Towards More Scalable and Robust Machine Learning

  • Author(s): Yin, Dong
  • Advisor(s): Ramchandran, Kannan
  • et al.
Abstract

For many data-intensive real-world applications, such as recognizing objects from images, detecting spam emails, and recommending items on retail websites, the most successful current approaches involve learning rich prediction rules from large datasets. There are many challenges in these machine learning tasks. For example, as the size of the datasets and the complexity of these prediction rules increase, there is a significant challenge in designing scalable methods that can effectively exploit the availability of distributed computing units. As another example, in many machine learning applications, there can be data corruptions, communication errors, and even adversarial attacks during training and test. Therefore, to build reliable machine learning models, we also have to tackle the challenge of robustness in machine learning.

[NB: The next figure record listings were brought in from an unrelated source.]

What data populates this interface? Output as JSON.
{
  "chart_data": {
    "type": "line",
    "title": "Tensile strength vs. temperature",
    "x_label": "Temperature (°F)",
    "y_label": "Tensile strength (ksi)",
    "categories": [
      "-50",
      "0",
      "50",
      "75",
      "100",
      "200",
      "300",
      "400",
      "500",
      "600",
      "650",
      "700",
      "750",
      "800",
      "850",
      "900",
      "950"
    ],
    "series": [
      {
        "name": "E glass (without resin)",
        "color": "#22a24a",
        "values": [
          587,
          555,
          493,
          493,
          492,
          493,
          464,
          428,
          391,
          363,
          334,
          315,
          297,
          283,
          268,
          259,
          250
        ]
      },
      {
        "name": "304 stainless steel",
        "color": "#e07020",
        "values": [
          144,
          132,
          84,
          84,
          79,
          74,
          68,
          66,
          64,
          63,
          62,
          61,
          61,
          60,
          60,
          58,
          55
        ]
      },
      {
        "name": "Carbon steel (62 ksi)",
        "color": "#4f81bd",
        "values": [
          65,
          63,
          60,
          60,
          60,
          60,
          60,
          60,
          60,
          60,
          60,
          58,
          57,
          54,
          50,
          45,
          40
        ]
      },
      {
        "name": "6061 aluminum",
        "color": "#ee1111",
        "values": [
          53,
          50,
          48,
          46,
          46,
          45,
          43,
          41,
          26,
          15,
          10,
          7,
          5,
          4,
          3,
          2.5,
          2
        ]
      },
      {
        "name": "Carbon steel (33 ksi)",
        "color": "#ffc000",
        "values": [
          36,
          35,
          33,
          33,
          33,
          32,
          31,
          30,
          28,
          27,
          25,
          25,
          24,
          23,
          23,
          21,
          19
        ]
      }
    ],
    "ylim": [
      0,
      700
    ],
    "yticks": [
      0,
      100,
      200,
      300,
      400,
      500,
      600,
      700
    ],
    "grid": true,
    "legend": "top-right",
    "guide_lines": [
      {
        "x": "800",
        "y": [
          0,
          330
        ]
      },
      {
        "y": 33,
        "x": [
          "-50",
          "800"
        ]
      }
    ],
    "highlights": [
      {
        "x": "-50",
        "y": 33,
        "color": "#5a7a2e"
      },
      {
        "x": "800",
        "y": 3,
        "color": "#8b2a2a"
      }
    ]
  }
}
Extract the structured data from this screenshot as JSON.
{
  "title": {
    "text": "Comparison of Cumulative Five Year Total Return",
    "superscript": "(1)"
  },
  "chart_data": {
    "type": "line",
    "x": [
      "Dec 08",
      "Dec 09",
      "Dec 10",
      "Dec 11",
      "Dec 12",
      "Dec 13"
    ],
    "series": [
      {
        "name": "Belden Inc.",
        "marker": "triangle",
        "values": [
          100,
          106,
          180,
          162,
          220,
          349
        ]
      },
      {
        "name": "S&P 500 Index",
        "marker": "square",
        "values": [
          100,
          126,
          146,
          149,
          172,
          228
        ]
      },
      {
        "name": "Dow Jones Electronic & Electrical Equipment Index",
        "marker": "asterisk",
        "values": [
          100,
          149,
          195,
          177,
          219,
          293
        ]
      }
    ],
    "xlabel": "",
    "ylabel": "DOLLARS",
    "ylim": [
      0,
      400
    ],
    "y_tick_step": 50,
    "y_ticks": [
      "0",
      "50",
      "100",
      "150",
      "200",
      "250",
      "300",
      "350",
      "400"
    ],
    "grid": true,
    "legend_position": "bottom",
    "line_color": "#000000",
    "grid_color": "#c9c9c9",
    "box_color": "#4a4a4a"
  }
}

In this dissertation, we study several topics on the scalability and robustness in large-scale learning, with a focus of establishing solid theoretical foundations for these problems, and demonstrate recent progress towards the ambitious goal of building more scalable and robust machine learning models. We start with the speedup saturation problem in distributed stochastic gradient descent (SGD) algorithms with large mini-batches. We introduce the notion of gradient diversity, a metric of the dissimilarity between concurrent gradient updates, and show its key role in the convergence and generalization performance of mini-batch SGD. We then move forward to Byzantine distributed learning, a topic that involves both scalability and robustness in distributed learning. In the Byzantine setting that we consider, a fraction of distributed worker machines can have arbitrary or even adversarial behavior. We design statistically and computationally efficient algorithms to defend against Byzantine failures in distributed optimization with convex and non-convex objectives. Lastly, we discuss the adversarial example phenomenon. We provide theoretical analysis of the adversarially robust generalization properties of machine learning models through the lens of Radamacher complexity.